Olga bladerde door een culinair tijdschrift en maakte aantekeningen naast een nieuw recept voor Franse julienne dat haar interesse had gewekt.
Koken was meer dan een hobby: het was haar ware passie.
Verdiept in haar culinaire bespiegelingen hoorde ze de voordeur niet opengaan. Alleen het geluid van bedachtzame, zware voetstappen deed haar beseffen dat haar man thuis was.
Hij liep voorbij zonder een blik of een woord.

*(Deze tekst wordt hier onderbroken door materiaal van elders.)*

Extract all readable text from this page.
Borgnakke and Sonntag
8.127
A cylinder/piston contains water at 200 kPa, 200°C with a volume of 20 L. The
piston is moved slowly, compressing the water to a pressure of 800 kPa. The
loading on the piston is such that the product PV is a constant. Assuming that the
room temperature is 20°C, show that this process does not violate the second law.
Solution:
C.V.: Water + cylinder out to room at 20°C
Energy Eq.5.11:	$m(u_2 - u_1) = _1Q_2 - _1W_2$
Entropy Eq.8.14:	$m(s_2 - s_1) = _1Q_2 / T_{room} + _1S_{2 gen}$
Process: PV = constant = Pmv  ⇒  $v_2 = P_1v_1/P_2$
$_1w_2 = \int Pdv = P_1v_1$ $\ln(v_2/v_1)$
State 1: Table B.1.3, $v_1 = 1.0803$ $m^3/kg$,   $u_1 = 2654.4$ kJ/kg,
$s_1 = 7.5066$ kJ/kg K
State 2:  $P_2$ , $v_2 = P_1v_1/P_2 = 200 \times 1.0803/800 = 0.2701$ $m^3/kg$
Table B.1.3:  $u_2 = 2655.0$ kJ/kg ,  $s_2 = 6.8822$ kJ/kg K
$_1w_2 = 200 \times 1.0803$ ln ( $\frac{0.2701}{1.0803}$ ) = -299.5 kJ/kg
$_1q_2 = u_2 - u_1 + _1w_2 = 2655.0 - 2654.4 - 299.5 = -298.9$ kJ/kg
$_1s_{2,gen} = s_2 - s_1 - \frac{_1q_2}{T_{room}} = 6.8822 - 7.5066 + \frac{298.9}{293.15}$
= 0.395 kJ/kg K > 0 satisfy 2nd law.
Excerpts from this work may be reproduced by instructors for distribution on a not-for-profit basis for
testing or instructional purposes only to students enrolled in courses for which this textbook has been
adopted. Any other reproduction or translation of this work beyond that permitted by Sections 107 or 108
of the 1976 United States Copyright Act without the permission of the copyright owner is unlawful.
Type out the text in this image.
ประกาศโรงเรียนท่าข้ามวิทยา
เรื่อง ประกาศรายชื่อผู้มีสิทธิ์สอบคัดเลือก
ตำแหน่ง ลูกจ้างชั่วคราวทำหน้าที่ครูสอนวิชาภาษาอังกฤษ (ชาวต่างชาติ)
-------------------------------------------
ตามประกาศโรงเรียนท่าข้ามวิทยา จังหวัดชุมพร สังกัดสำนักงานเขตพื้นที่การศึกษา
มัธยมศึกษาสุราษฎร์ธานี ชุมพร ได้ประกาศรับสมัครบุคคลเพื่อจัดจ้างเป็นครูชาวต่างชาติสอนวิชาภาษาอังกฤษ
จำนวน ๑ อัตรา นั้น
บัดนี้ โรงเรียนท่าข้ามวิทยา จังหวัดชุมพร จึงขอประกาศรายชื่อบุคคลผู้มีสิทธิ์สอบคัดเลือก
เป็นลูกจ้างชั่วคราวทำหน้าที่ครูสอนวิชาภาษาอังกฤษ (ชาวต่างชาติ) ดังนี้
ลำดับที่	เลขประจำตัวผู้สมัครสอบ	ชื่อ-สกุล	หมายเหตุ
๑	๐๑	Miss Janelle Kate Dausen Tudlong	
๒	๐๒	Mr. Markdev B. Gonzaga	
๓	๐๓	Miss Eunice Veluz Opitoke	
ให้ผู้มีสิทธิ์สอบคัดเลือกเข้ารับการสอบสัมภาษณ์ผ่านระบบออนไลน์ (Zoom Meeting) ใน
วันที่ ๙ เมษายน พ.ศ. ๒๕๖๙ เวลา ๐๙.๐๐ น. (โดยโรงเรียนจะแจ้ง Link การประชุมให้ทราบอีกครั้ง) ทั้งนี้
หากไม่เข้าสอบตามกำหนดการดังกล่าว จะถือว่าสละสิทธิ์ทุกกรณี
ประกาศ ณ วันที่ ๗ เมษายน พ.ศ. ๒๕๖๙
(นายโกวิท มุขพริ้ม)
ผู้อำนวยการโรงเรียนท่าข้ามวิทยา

De lucht om hem heen was dik van de geur van dure eau de cologne – en vage sporen van onbekend parfum.
Er ontstond een rilling in haar borst.
Hij liep de woonkamer in, trok papieren uit zijn aktetas en gooide ze met kracht op tafel. Ze verspreidden zich als herfstbladeren over de vloer.
“Wat is dit?” vroeg Olga, haar stem trilde terwijl ze de pagina’s oppakte.
“Scheidingspapieren,” zei hij koel. “Teken ze. Bespaar me de drama.”

“Waar heb je het over? Een scheiding? Het ging prima! Je hebt net promotie gemaakt – je hebt voor iedereen op me getoast en gezegd dat ik de perfecte vrouw was!”
Je was perfect – voor iemand die de carrièreladder beklimt. Maar ik ben die man niet meer. Ik ben nu adjunct-CEO. Ik beweeg me in andere kringen. Ik heb iemand nodig die daaraan voldoet. Eerlijk gezegd schaam ik me om je mijn vrouw te noemen. Je bent gewoon een huisvrouw, begraven onder de recepten, onzichtbaar voor de wereld.